The difficulties continue. Functions have to be followed recursively resulting in exponential growth in the amount of input/output information that has to be understood. Every time there is a conditional or a loop inside a function the possible number of code paths increases exponentially.

Prior Work

Previous attempts at making Java code null-safe have, of course, failed. We say "of course" because none of us are currently using any tool that finds the types of errors described above. NullSafe is the first one.

Why have previous attempts failed?

Previous attempts at NPE-detection have fallen victim to the kinds of complexity problems described in the previous section. No matter how sophisticated the code-path analysis or theorem-proving engine, no other system has been successfully applied to real-world code bases.

Various short-cuts have been suggested that could make the problem of NPE-detection tractable. Our claim is that each of these proposals require trade-offs unacceptable to most development groups.

Trade-Off #1: Source code annotation

"Source code annotation" requires the developer to specify method input/output contracts. Usually these go in JavaDoc so the static analysis rules are included in the normal documentation of the method.

In the example above, the developer might specify that "s cannot be null." Then within the implementation of getFirstChar() the static analysis engine can just assume s is non-null, and complain only of other code calls getFirstChar() and passes in a possibly-null argument.

The situation is more difficult with StringUtils.isEmpty() because it can take a null argument but output depends on this input. The source code annotation system therefore needs a logic language to express such things; this is where things can get confusing and difficult for devleopers to write.

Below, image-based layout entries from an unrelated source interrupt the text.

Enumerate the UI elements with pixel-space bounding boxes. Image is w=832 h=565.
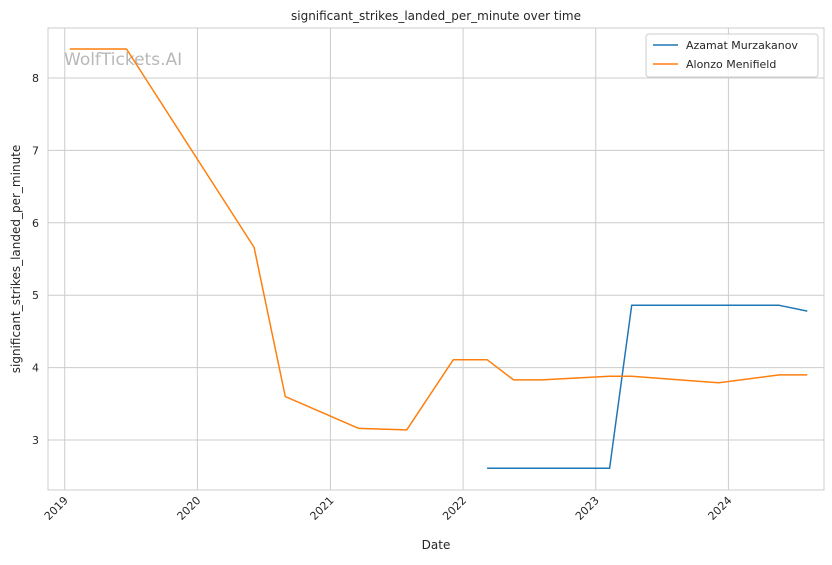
y-tick-label-4: 7 <box>32 144 39 157</box>
y-axis-label: significant_strikes_landed_per_minute <box>9 145 23 374</box>
watermark: WolfTickets.AI <box>64 50 182 70</box>
series-lines <box>69 48 808 470</box>
series-line-0 <box>487 304 808 470</box>
x-axis-label: Date <box>422 538 451 552</box>
x-tick-label-5: 2024 <box>706 494 735 523</box>
plot-frame <box>47 27 825 491</box>
series-line-1 <box>69 48 808 431</box>
y-tick-label-5: 8 <box>32 72 39 85</box>
legend-label-1: Alonzo Menifield <box>686 58 776 71</box>
y-tick-label-0: 3 <box>32 434 39 447</box>
grid <box>48 28 824 490</box>
y-tick-label-2: 5 <box>32 289 39 302</box>
x-tick-label-2: 2021 <box>308 494 337 523</box>
x-tick-label-1: 2020 <box>175 494 204 523</box>
x-tick-label-3: 2022 <box>440 494 469 523</box>
y-tick-labels: 3 4 5 6 7 8 <box>32 72 39 447</box>
y-tick-label-3: 6 <box>32 217 39 230</box>
y-tick-label-1: 4 <box>32 362 39 375</box>
x-tick-label-4: 2023 <box>573 494 602 523</box>
legend: Azamat Murzakanov Alonzo Menifield <box>645 33 819 78</box>
x-tick-label-0: 2019 <box>42 494 71 523</box>
x-tick-labels: 2019 2020 2021 2022 2023 2024 <box>42 494 735 523</box>
chart-title: significant_strikes_landed_per_minute ov… <box>291 9 581 23</box>
legend-label-0: Azamat Murzakanov <box>686 39 798 52</box>
legend-box <box>645 33 819 78</box>
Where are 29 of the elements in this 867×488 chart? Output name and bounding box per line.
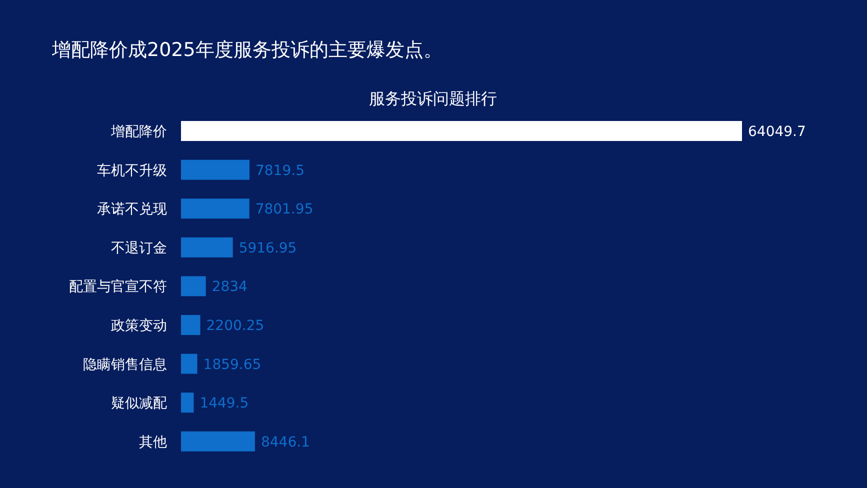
- data-label: 1449.5: [200, 396, 249, 412]
- y-tick-label: 不退订金: [111, 240, 167, 256]
- data-label: 1859.65: [203, 356, 262, 373]
- bar: [181, 354, 198, 374]
- bar: [181, 276, 206, 296]
- chart-title: 增配降价成2025年度服务投诉的主要爆发点。: [51, 39, 442, 61]
- bar: [181, 121, 742, 141]
- y-tick-label: 其他: [139, 434, 167, 450]
- bar: [181, 431, 255, 452]
- bar: [181, 198, 250, 219]
- data-label: 2834: [212, 279, 248, 296]
- chart-subtitle: 服务投诉问题排行: [369, 89, 497, 108]
- y-tick-label: 车机不升级: [97, 162, 167, 179]
- data-label: 64049.7: [748, 124, 806, 140]
- data-label: 7819.5: [255, 162, 304, 179]
- bar: [181, 160, 250, 180]
- y-tick-label: 隐瞒销售信息: [83, 356, 167, 373]
- bar: [181, 315, 200, 335]
- y-tick-label: 承诺不兑现: [97, 202, 167, 218]
- data-label: 2200.25: [206, 318, 264, 334]
- bar: [181, 392, 194, 413]
- y-tick-label: 配置与官宣不符: [69, 279, 167, 296]
- data-label: 8446.1: [260, 434, 310, 450]
- y-tick-label: 疑似减配: [111, 396, 167, 412]
- data-label: 7801.95: [255, 202, 314, 218]
- data-label: 5916.95: [238, 240, 297, 256]
- bar: [181, 237, 233, 258]
- y-tick-label: 增配降价: [110, 124, 167, 140]
- y-tick-label: 政策变动: [111, 318, 167, 334]
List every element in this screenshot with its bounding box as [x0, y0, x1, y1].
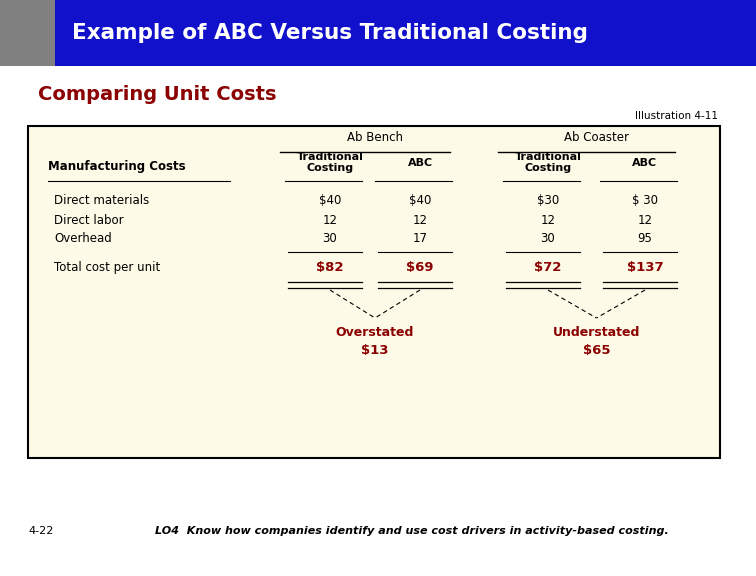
Text: 12: 12 — [413, 214, 427, 226]
Text: $40: $40 — [409, 195, 431, 207]
Text: $72: $72 — [534, 262, 562, 275]
Text: Traditional: Traditional — [296, 152, 364, 162]
Text: Understated: Understated — [553, 326, 640, 339]
Text: 17: 17 — [413, 233, 427, 245]
Text: $65: $65 — [583, 344, 610, 357]
Text: $137: $137 — [627, 262, 663, 275]
Text: Illustration 4-11: Illustration 4-11 — [635, 111, 718, 121]
Text: 30: 30 — [323, 233, 337, 245]
Text: Direct labor: Direct labor — [54, 214, 124, 226]
Text: 95: 95 — [637, 233, 652, 245]
Text: $ 30: $ 30 — [632, 195, 658, 207]
Text: 30: 30 — [541, 233, 556, 245]
Text: Overhead: Overhead — [54, 233, 112, 245]
Text: Example of ABC Versus Traditional Costing: Example of ABC Versus Traditional Costin… — [72, 23, 588, 43]
Bar — [55, 0, 756, 66]
Text: Total cost per unit: Total cost per unit — [54, 262, 160, 275]
Text: Manufacturing Costs: Manufacturing Costs — [48, 160, 186, 173]
Text: ABC: ABC — [633, 158, 658, 168]
Text: 4-22: 4-22 — [28, 526, 54, 536]
Text: Overstated: Overstated — [336, 326, 414, 339]
Text: LO4  Know how companies identify and use cost drivers in activity-based costing.: LO4 Know how companies identify and use … — [155, 526, 669, 536]
Text: $13: $13 — [361, 344, 389, 357]
Text: $69: $69 — [406, 262, 434, 275]
Text: $40: $40 — [319, 195, 341, 207]
Text: Ab Coaster: Ab Coaster — [564, 131, 629, 144]
Text: ABC: ABC — [407, 158, 432, 168]
Text: $30: $30 — [537, 195, 559, 207]
Bar — [28, 126, 720, 458]
Text: Comparing Unit Costs: Comparing Unit Costs — [38, 85, 277, 104]
Text: Traditional: Traditional — [515, 152, 581, 162]
Bar — [0, 0, 55, 66]
Text: 12: 12 — [541, 214, 556, 226]
Text: 12: 12 — [323, 214, 337, 226]
Text: Direct materials: Direct materials — [54, 195, 149, 207]
Text: $82: $82 — [316, 262, 344, 275]
Text: 12: 12 — [637, 214, 652, 226]
Text: Costing: Costing — [525, 163, 572, 173]
Text: Costing: Costing — [306, 163, 354, 173]
Text: Ab Bench: Ab Bench — [347, 131, 403, 144]
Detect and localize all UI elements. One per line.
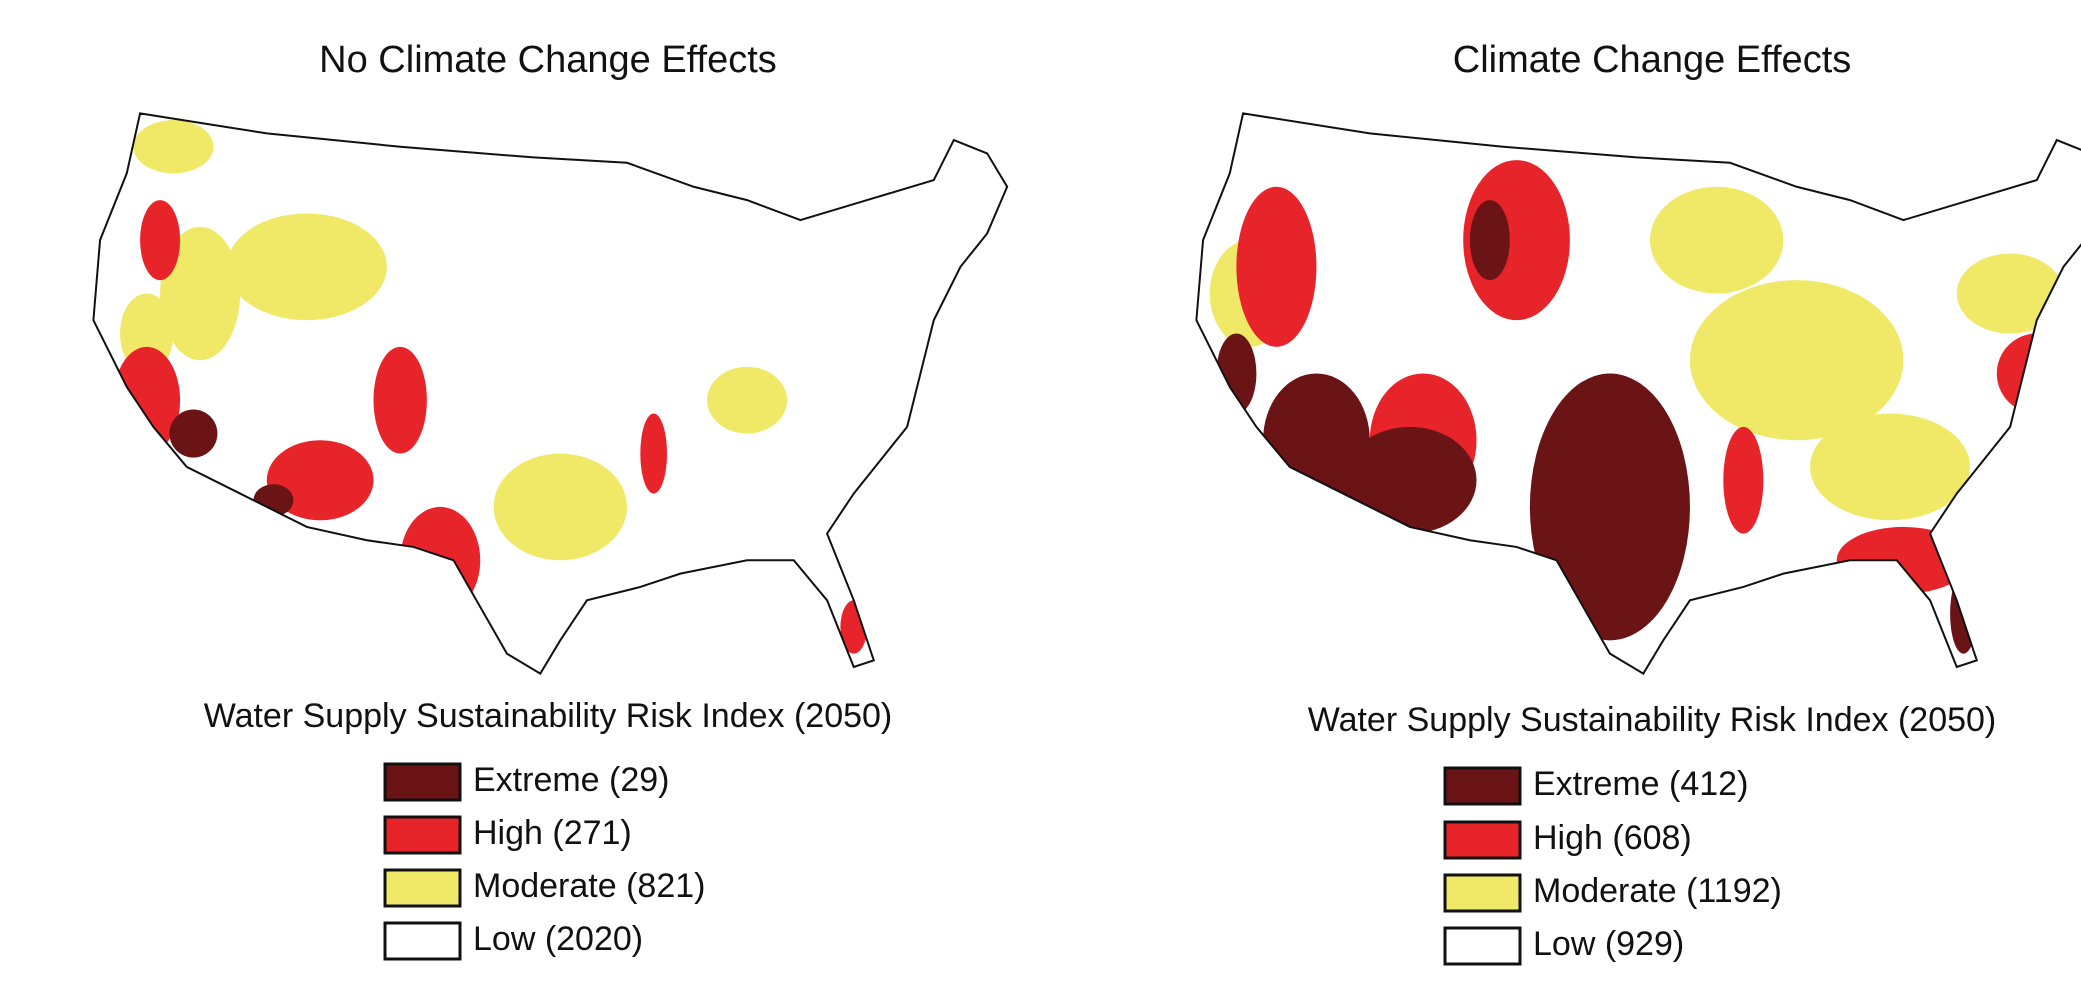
risk-region — [1956, 253, 2064, 334]
risk-region — [1529, 373, 1690, 641]
map-right — [1195, 112, 2081, 675]
legend-swatch — [1443, 766, 1522, 806]
legend-label: Moderate (1192) — [1533, 872, 1782, 910]
risk-region — [1343, 426, 1477, 534]
risk-region — [253, 484, 294, 517]
legend-label: Extreme (29) — [473, 761, 670, 799]
risk-region — [226, 213, 387, 321]
risk-region — [1810, 413, 1971, 521]
legend-swatch — [383, 762, 462, 802]
legend-swatch — [1443, 926, 1522, 966]
legend-swatch — [383, 921, 462, 961]
map-left — [92, 112, 1009, 675]
legend-title: Water Supply Sustainability Risk Index (… — [1308, 701, 1997, 739]
risk-region — [1689, 280, 1904, 441]
risk-region — [1996, 333, 2077, 414]
legend-swatch — [383, 868, 462, 908]
risk-region — [1236, 186, 1317, 347]
regions — [1209, 160, 2077, 654]
map-title: No Climate Change Effects — [319, 39, 777, 81]
risk-region — [169, 409, 218, 458]
legend-label: High (608) — [1533, 819, 1692, 857]
risk-region — [1950, 573, 1977, 654]
risk-region — [1463, 160, 1570, 321]
risk-region — [160, 226, 241, 361]
risk-region — [140, 200, 181, 281]
legend-label: Extreme (412) — [1533, 765, 1748, 803]
risk-region — [1723, 426, 1764, 534]
risk-region — [1469, 200, 1510, 281]
legend-label: High (271) — [473, 814, 632, 852]
legend-swatch — [1443, 873, 1522, 913]
legend-label: Low (2020) — [473, 920, 643, 958]
risk-region — [133, 120, 214, 174]
legend-swatch — [1443, 820, 1522, 860]
risk-region — [640, 413, 667, 494]
risk-region — [1649, 186, 1784, 294]
legend-title: Water Supply Sustainability Risk Index (… — [204, 697, 893, 735]
legend-label: Low (929) — [1533, 925, 1684, 963]
legend-swatch — [383, 815, 462, 855]
risk-region — [400, 506, 481, 614]
risk-region — [373, 346, 427, 454]
risk-region — [493, 453, 627, 561]
map-title: Climate Change Effects — [1453, 39, 1852, 81]
legend-label: Moderate (821) — [473, 867, 705, 905]
risk-region — [707, 366, 788, 434]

The biggest problem with this short-cut is that existing code bases are not already documented in this fashion. The task of annotating everything is daunting. Imagine annotating everything in Sun's standard Java library! And what about 3rd-party libraries that aren't annotated? What if you don't even have the source code to those libraries?

(NullSafe does support JavaDoc annotations, but this is a tool for developers to accurate describe their node and are specifically not required for the tool to work.)

Trade-Off #2: Single-method analysis

This short-cut is simply: Don't scan method-calls recursively. Although this makes the problem much more tractible, a huge number of false-positives result. In the Apache Jakarta Tomcat code base for example, thousands of false positives would be identified. (We've tried!) "Fixing" the false-positives means you're adding a bunch of unnecessary code and precludes the use of utility classes like StringUtils whose very purpose is to provide null-safe wrapper routines.

The Smart Bear NullSafe Patent

We have devised a way to scan code deeply and accurately enough to solve all the types of problems described in the first section, an in-memory and on-disk caching mechanism that stores enough information to be valuable but not so much that the cache becomes too large, and do it all while keeping exponential explosion of code paths and analysis in check.

We cannot (yet!) divulge all the details of our methods because of the current stage of the patent. Once the patent because published, we will link to it and describe the method here in plain English.